Aftekeningen op het lichaam
Hieronder vallen alle vlekken die op het lichaam voorkomen als ook andere verkleuringen. Zo kan een paard een witte vlek op de buik of flank hebben zonder dat er elders op het lichaam andere vlekken voorkomen. Ook kunnen paarden met een bepaalde kleurschakering een aalstreep vertonen. Een aalstreep is een donkere verkleuring over de lengte van de wervelkolom, beginnend bij de schoft en eindigend bij de staart. Vaak ziet men naast een aalstreep ook een andere kleurmarkering, de zogenaamde zebrastrepen. Andere aftekeningen die niet uit witte haren bestaan maar die net zozeer bepalend zijn voor het uiterlijk van het paard zijn de zwilwratten en de haarwervels.
Zwilwratten
De zwilwratten zijn kleine hoornachtige structuren die aan de binnenkant van de benen groeien. Aangenomen wordt dat dit de rudimentaire overblijfselen van een teen zijn maar hierover is geen zekerheid. Ook over de functie van de zwilwrat is nog veel onbekend.
Haarwervels
Haarwervels zijn plekken in de vacht waar de dekharen in de tegenovergestelde richting groeien dan de andere dekharen. Dit kan overal op het lichaam voorkomen maar vaak zien we haarwervels op het hoofd.
Profet’s Thumb
Een speciale aftekening die maar zelden voorkomt is de Profet’s Thumb. Dit is een kleine indeuking in de bespiering van de hals. De oorzaak hiervan is onbekend maar het komt al eeuwen voor bij paarden. De benaming komt uit de bedoeïenencultuur en gaat terug op een oude legende.

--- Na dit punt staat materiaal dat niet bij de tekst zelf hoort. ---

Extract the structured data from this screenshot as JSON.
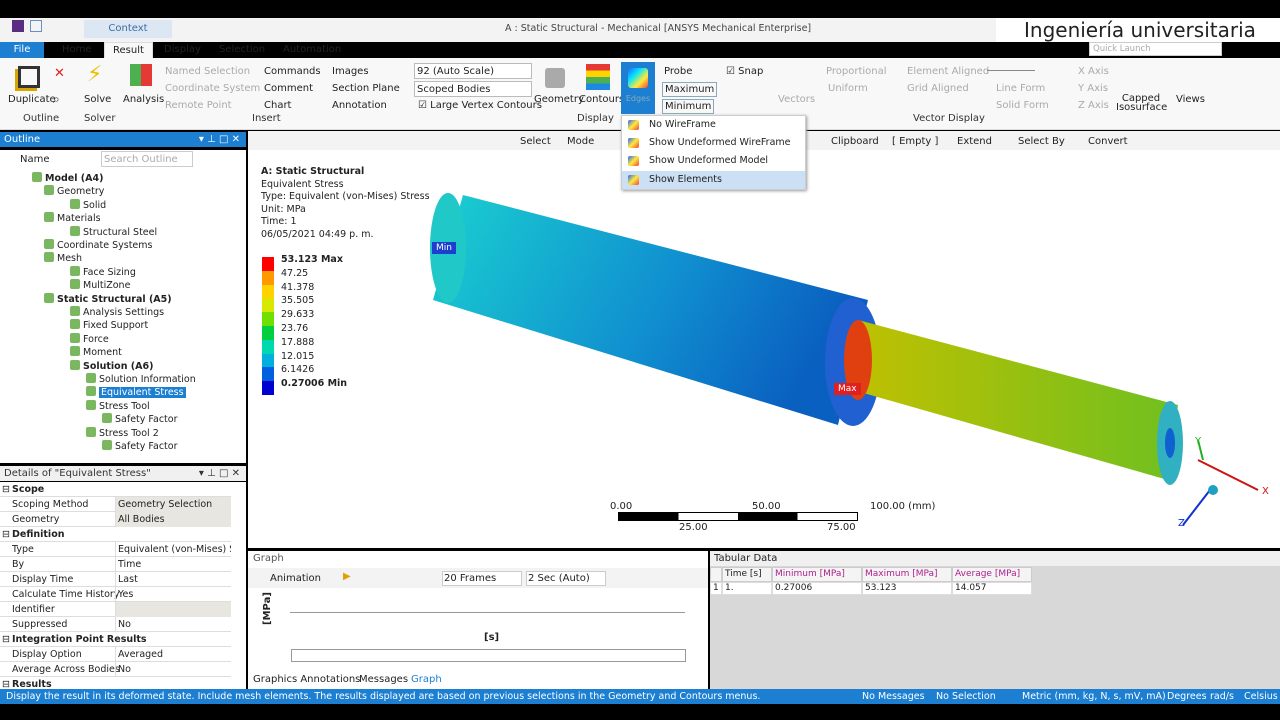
{
  "window": {
    "title": "A : Static Structural - Mechanical [ANSYS Mechanical Enterprise]",
    "context_tab": "Context",
    "watermark": "Ingeniería universitaria",
    "quick_launch_placeholder": "Quick Launch"
  },
  "tabs": [
    "File",
    "Home",
    "Result",
    "Display",
    "Selection",
    "Automation"
  ],
  "ribbon": {
    "outline": {
      "duplicate": "Duplicate",
      "group": "Outline"
    },
    "solve": {
      "solve": "Solve",
      "group": "Solver"
    },
    "insert": {
      "analysis": "Analysis",
      "named_selection": "Named Selection",
      "coordinate_system": "Coordinate System",
      "remote_point": "Remote Point",
      "commands": "Commands",
      "comment": "Comment",
      "chart": "Chart",
      "images": "Images",
      "section_plane": "Section Plane",
      "annotation": "Annotation",
      "group": "Insert"
    },
    "display": {
      "scale": "92 (Auto Scale)",
      "bodies": "Scoped Bodies",
      "large_vertex": "Large Vertex Contours",
      "geometry": "Geometry",
      "contours": "Contours",
      "edges": "Edges",
      "probe": "Probe",
      "maximum": "Maximum",
      "minimum": "Minimum",
      "snap": "Snap",
      "group": "Display"
    },
    "vectors": {
      "vectors": "Vectors",
      "proportional": "Proportional",
      "uniform": "Uniform",
      "element_aligned": "Element Aligned",
      "grid_aligned": "Grid Aligned",
      "line_form": "Line Form",
      "solid_form": "Solid Form",
      "x_axis": "X Axis",
      "y_axis": "Y Axis",
      "z_axis": "Z Axis",
      "group": "Vector Display"
    },
    "capped": "Capped Isosurface",
    "views": "Views"
  },
  "edges_menu": [
    "No WireFrame",
    "Show Undeformed WireFrame",
    "Show Undeformed Model",
    "Show Elements"
  ],
  "toolbar": {
    "select": "Select",
    "mode": "Mode",
    "clipboard": "Clipboard",
    "empty": "[ Empty ]",
    "extend": "Extend",
    "select_by": "Select By",
    "convert": "Convert"
  },
  "outline": {
    "title": "Outline",
    "name_label": "Name",
    "search_placeholder": "Search Outline",
    "items": [
      {
        "label": "Model (A4)",
        "bold": true
      },
      {
        "label": "Geometry"
      },
      {
        "label": "Solid"
      },
      {
        "label": "Materials"
      },
      {
        "label": "Structural Steel"
      },
      {
        "label": "Coordinate Systems"
      },
      {
        "label": "Mesh"
      },
      {
        "label": "Face Sizing"
      },
      {
        "label": "MultiZone"
      },
      {
        "label": "Static Structural (A5)",
        "bold": true
      },
      {
        "label": "Analysis Settings"
      },
      {
        "label": "Fixed Support"
      },
      {
        "label": "Force"
      },
      {
        "label": "Moment"
      },
      {
        "label": "Solution (A6)",
        "bold": true
      },
      {
        "label": "Solution Information"
      },
      {
        "label": "Equivalent Stress",
        "selected": true
      },
      {
        "label": "Stress Tool"
      },
      {
        "label": "Safety Factor"
      },
      {
        "label": "Stress Tool 2"
      },
      {
        "label": "Safety Factor"
      }
    ]
  },
  "details": {
    "title": "Details of \"Equivalent Stress\"",
    "rows": [
      {
        "k": "Scope",
        "section": true
      },
      {
        "k": "Scoping Method",
        "v": "Geometry Selection"
      },
      {
        "k": "Geometry",
        "v": "All Bodies"
      },
      {
        "k": "Definition",
        "section": true
      },
      {
        "k": "Type",
        "v": "Equivalent (von-Mises) St..."
      },
      {
        "k": "By",
        "v": "Time"
      },
      {
        "k": "Display Time",
        "v": "Last"
      },
      {
        "k": "Calculate Time History",
        "v": "Yes"
      },
      {
        "k": "Identifier",
        "v": ""
      },
      {
        "k": "Suppressed",
        "v": "No"
      },
      {
        "k": "Integration Point Results",
        "section": true
      },
      {
        "k": "Display Option",
        "v": "Averaged"
      },
      {
        "k": "Average Across Bodies",
        "v": "No"
      },
      {
        "k": "Results",
        "section": true
      }
    ]
  },
  "viewport": {
    "info": [
      "A: Static Structural",
      "Equivalent Stress",
      "Type: Equivalent (von-Mises) Stress",
      "Unit: MPa",
      "Time: 1",
      "06/05/2021 04:49 p. m."
    ],
    "legend": [
      "53.123 Max",
      "47.25",
      "41.378",
      "35.505",
      "29.633",
      "23.76",
      "17.888",
      "12.015",
      "6.1426",
      "0.27006 Min"
    ],
    "legend_colors": [
      "#ff0000",
      "#ff9900",
      "#ffd200",
      "#d8e800",
      "#6fe000",
      "#00d040",
      "#00d8b0",
      "#00b0e0",
      "#0060e0",
      "#0000d0"
    ],
    "min_label": "Min",
    "max_label": "Max",
    "scale": {
      "top": [
        "0.00",
        "50.00",
        "100.00 (mm)"
      ],
      "bottom": [
        "25.00",
        "75.00"
      ]
    },
    "axes": {
      "x": "X",
      "y": "Y",
      "z": "Z"
    }
  },
  "graph": {
    "title": "Graph",
    "animation": "Animation",
    "frames": "20 Frames",
    "duration": "2 Sec (Auto)",
    "y_unit": "[MPa]",
    "x_unit": "[s]",
    "tabs": [
      "Graphics Annotations",
      "Messages",
      "Graph"
    ]
  },
  "tabular": {
    "title": "Tabular Data",
    "headers": [
      "Time [s]",
      "Minimum [MPa]",
      "Maximum [MPa]",
      "Average [MPa]"
    ],
    "rows": [
      [
        "1",
        "1.",
        "0.27006",
        "53.123",
        "14.057"
      ]
    ]
  },
  "status": {
    "hint": "Display the result in its deformed state. Include mesh elements. The results displayed are based on previous selections in the Geometry and Contours menus.",
    "messages": "No Messages",
    "selection": "No Selection",
    "units": "Metric (mm, kg, N, s, mV, mA)",
    "angle": "Degrees",
    "rot": "rad/s",
    "temp": "Celsius"
  }
}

“De profeet Mohammed wilde de trouw en gehoorzaamheid van zijn paarden uittesten en liet hen enkele dagen niet drinken. Na enkele dagen liet hij de paarden vrij in de buurt van een waterput maar voor ze het water bereikten, floot hij ze terug met zijn trompet. Slechts vijf merries kwamen zonder te drinken terug en deze merries behield hij voor zijn fokkerij. Hij drukte zijn duim in hun hals waardoor er een kuiltje ontstond dat de merries doorgaven aan hun nakomelingen.“
Nog steeds geldt dit als een bijzondere markering en bedoeïen geloven dat paarden met deze aftekening gezegend zijn. Zij geloven dat wanneer iemands duim precies in het kuiltje past, die persoon de ware eigenaar van het paard is.